林盏倒是感觉无比新鲜,笑道:“青哥,我粘上去的,没打洞。”
“吓到青哥了?”
“有点,不过......”薛承青微顿,神色恢复平淡,动作自然地拿起桌子上的空玻璃杯,“耳钉很漂亮,很适合你。”
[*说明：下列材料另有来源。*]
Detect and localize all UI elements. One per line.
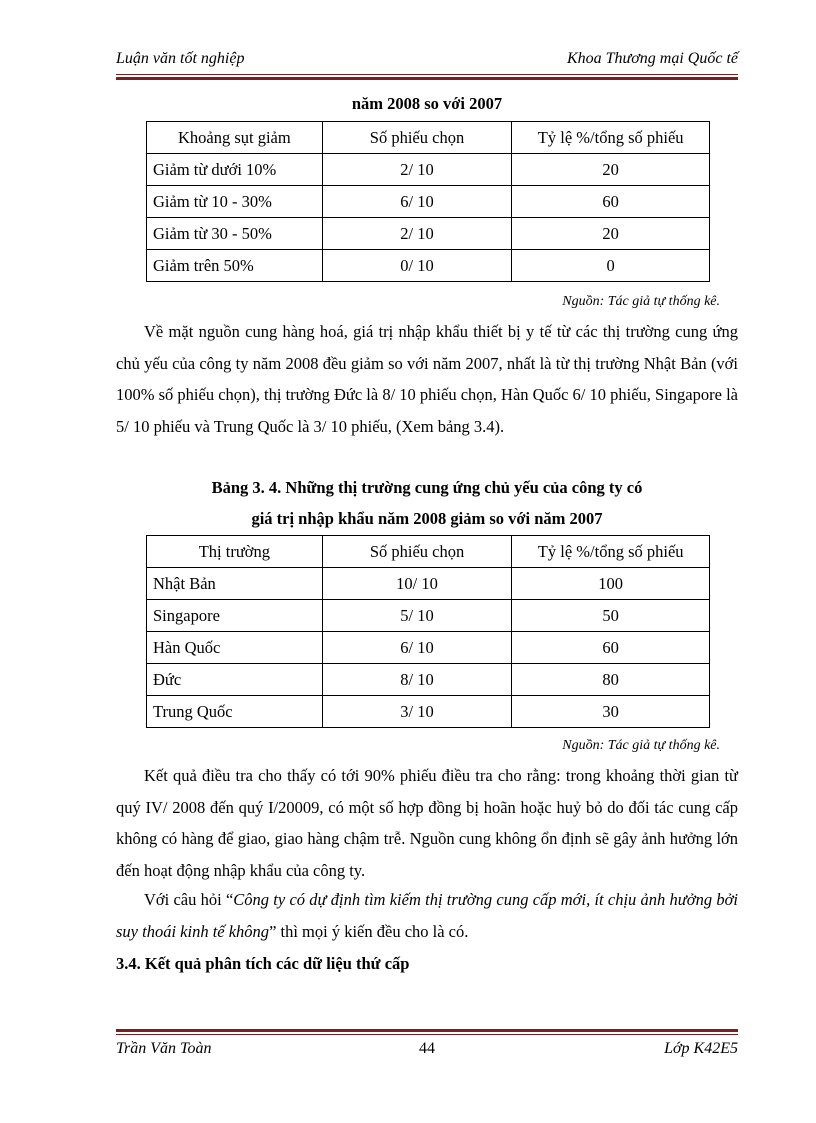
survey-question-quote: Công ty có dự định tìm kiếm thị trường cung cấp mới, ít chịu ảnh hưởng bởi suy thoái kinh tế không xyxy=(116,890,738,941)
column-header: Số phiếu chọn xyxy=(322,122,512,154)
table-row xyxy=(147,696,710,728)
table-row xyxy=(147,250,710,282)
column-header: Tỷ lệ %/tổng số phiếu xyxy=(512,536,710,568)
header-faculty: Khoa Thương mại Quốc tế xyxy=(566,50,738,67)
table-cell: Đức xyxy=(147,664,323,696)
table-cell: Hàn Quốc xyxy=(147,632,323,664)
column-header: Thị trường xyxy=(147,536,323,568)
table-cell: Nhật Bản xyxy=(147,568,323,600)
table-cell: Giảm trên 50% xyxy=(147,250,323,282)
table-cell: Giảm từ 10 - 30% xyxy=(147,186,323,218)
table-cell: 5/ 10 xyxy=(322,600,512,632)
table1-caption: năm 2008 so với 2007 xyxy=(351,94,503,113)
table1-source: Nguồn: Tác giả tự thống kê. xyxy=(562,294,720,309)
page-footer xyxy=(116,1040,738,1062)
footer-rule-thick xyxy=(116,1029,738,1032)
table-cell: 6/ 10 xyxy=(322,632,512,664)
header-rule-thick xyxy=(116,77,738,80)
table-header-row xyxy=(147,122,710,154)
table-cell: 20 xyxy=(512,218,710,250)
table-cell: Trung Quốc xyxy=(147,696,323,728)
footer-rule-thin xyxy=(116,1034,738,1035)
table-cell: 3/ 10 xyxy=(322,696,512,728)
table-supply-markets xyxy=(146,535,710,728)
table-row xyxy=(147,664,710,696)
table-cell: 8/ 10 xyxy=(322,664,512,696)
column-header: Số phiếu chọn xyxy=(322,536,512,568)
table-cell: 60 xyxy=(512,186,710,218)
table-cell: 2/ 10 xyxy=(322,154,512,186)
paragraph-question: Với câu hỏi “Công ty có dự định tìm kiếm thị trường cung cấp mới, ít chịu ảnh hưởng bởi suy thoái kinh tế không” thì mọi ý kiến đều cho là có. xyxy=(116,890,738,941)
page-number: 44 xyxy=(419,1040,435,1057)
table-row xyxy=(147,632,710,664)
table-cell: Singapore xyxy=(147,600,323,632)
table-row xyxy=(147,154,710,186)
table-cell: 60 xyxy=(512,632,710,664)
footer-class: Lớp K42E5 xyxy=(664,1040,738,1057)
table-header-row xyxy=(147,536,710,568)
table2-caption-line1: Bảng 3. 4. Những thị trường cung ứng chủ yếu của công ty có xyxy=(211,478,643,497)
section-heading: 3.4. Kết quả phân tích các dữ liệu thứ cấp xyxy=(116,954,410,973)
paragraph-supply-markets: Về mặt nguồn cung hàng hoá, giá trị nhập khẩu thiết bị y tế từ các thị trường cung ứng chủ yếu của công ty năm 2008 đều giảm so với năm 2007, nhất là từ thị trường Nhật Bản (với 100% số phiếu chọn), thị trường Đức là 8/ 10 phiếu chọn, Hàn Quốc 6/ 10 phiếu, Singapore là 5/ 10 phiếu và Trung Quốc là 3/ 10 phiếu, (Xem bảng 3.4). xyxy=(116,322,738,436)
table-cell: 6/ 10 xyxy=(322,186,512,218)
column-header: Khoảng sụt giảm xyxy=(147,122,323,154)
table-cell: 80 xyxy=(512,664,710,696)
table-cell: 100 xyxy=(512,568,710,600)
table-cell: 0 xyxy=(512,250,710,282)
table-decline-range xyxy=(146,121,710,282)
table-row xyxy=(147,218,710,250)
table-cell: Giảm từ 30 - 50% xyxy=(147,218,323,250)
column-header: Tỷ lệ %/tổng số phiếu xyxy=(512,122,710,154)
table-row xyxy=(147,568,710,600)
table-cell: 2/ 10 xyxy=(322,218,512,250)
paragraph-survey-results: Kết quả điều tra cho thấy có tới 90% phiếu điều tra cho rằng: trong khoảng thời gian từ quý IV/ 2008 đến quý I/20009, có một số hợp đồng bị hoãn hoặc huỷ bỏ do đối tác cung cấp không có hàng để giao, giao hàng chậm trễ. Nguồn cung không ổn định sẽ gây ảnh hưởng lớn đến hoạt động nhập khẩu của công ty. xyxy=(116,766,738,880)
header-rule-thin xyxy=(116,74,738,75)
table-cell: 10/ 10 xyxy=(322,568,512,600)
table-cell: 0/ 10 xyxy=(322,250,512,282)
table2-source: Nguồn: Tác giả tự thống kê. xyxy=(562,738,720,753)
table-row xyxy=(147,600,710,632)
header-thesis-title: Luận văn tốt nghiệp xyxy=(116,50,245,67)
table-cell: Giảm từ dưới 10% xyxy=(147,154,323,186)
footer-author: Trần Văn Toàn xyxy=(116,1040,212,1057)
table2-caption-line2: giá trị nhập khẩu năm 2008 giảm so với năm 2007 xyxy=(251,509,603,528)
table-cell: 30 xyxy=(512,696,710,728)
table-row xyxy=(147,186,710,218)
table-cell: 20 xyxy=(512,154,710,186)
table-cell: 50 xyxy=(512,600,710,632)
page-header xyxy=(116,50,738,72)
“青哥,耳钉是我朋友送的,唇钉是一时兴起。”林盏饶有兴趣地盯着薛承青的表情变化,“我记得你好像说过你不曾了解卦机,公司风水都是由大师看的。”
“那你是怎么知道解缘和噬缘的呢。”
薛承青表情没有变化,深邃如渊的眼睛一眨不眨地看着林盏,只是语气微沉。
“得知身上有邪气后,我不停寻人化解,就算不主动去了解,但几番折腾下来也该知晓不少门道。”
林盏轻笑一声,慢悠悠地点点头。
“你怀疑我?”
“何出此言?”
薛承青眼眸垂下又抬起,已然是一副柔和无害的样子。
“我的错。”
但正是因为这样,林盏才开始深深怀疑这个人的意图。
生意要做,但自身也要保全。
林盏从不做亏本生意。
“但我无意隐瞒,但在外处事总要留一线。”
“看来是我太没有边界感了,我给青哥赔个不是。”林盏敢说敢做,边说边起身靠近薛承青。
薛承青眼盯着他停在自己面前微微鞠了个躬。
忽然他上前一步,扶住林盏的肩膀扶直。
林盏没有作出反应,一双清波荡漾的桃眼闯进薛承青的视线。
根本不受控制的,薛承青抬手轻碰林盏一边的耳垂,抚摸,摩挲。
林盏的耳朵被搓地有些泛红了,薛承青才回过神,立即放开后退几步。
“抱歉,太好看了才......”
“没关系,我也觉得耳钉很好看。”林盏笑着接话。
“青哥,我们在一起...”
“组个队怎么样。”
“成员我晚上回来再给你一一介绍。”
林盏发现了,只要他提起某些话题,薛承青身上的黑雾就会有波动,就像是直播特效里那个粉红泡泡一样。
林盏觉得好玩极了。
“嗯......”薛承青明显不想说太多了。
应该是昨晚熬夜工作太晚累的吧。
林盏心想,贴心地没再叽叽喳喳。
晚上八九点,林盏又去了一趟市中心医院,果不其然半路遇到陈祝生。
陈祝生一见林盏,脸上止不住地变红,手里偷偷揪着校服,忍不住偷瞄林盏的耳朵。
“你...你居然戴上了。”
抑制不住地高兴在看到林盏身后的薛承青后飞快消去。
“他是谁啊,林盏。”
“没大没小,叫哥。他是我老板。”
“他是你老板又不是我老板,还想让我叫你哥,你才比我大几岁啊?”
陈祝生少年气的脸上满是不服,书包一背转身就要走。
“诶诶,臭小子。”林盏把手里的盒饭给他。
“我煲的汤,很香的,不腥不油,给爷爷喝,你也喝点。”
陈祝生闻言抬眼看着林盏,心里热乎乎的,刚想叫一声哥又瞥见后面的薛承青,脸又鼓起,嘴微撇。
“书上说人后有鬼,鬼前无人。”
“鬼见人就扑,人就不一定了。”
林盏一把揉上陈祝生的头发,笑个不停。
“叽里咕噜说啥呢,跟个小大人儿似的,你存了我电话,有事记得给你盏哥打电话哈。”
“林盏你放开我宝贵的头发!”
陈祝生将汤拿远以防烫到人,另一只手去挣扎和阻止林盏的“折磨”。
余光中,陈祝生瞥见林盏身后那人。
那双深黑的眼瞳正一眨不眨死死地盯着林盏的背影。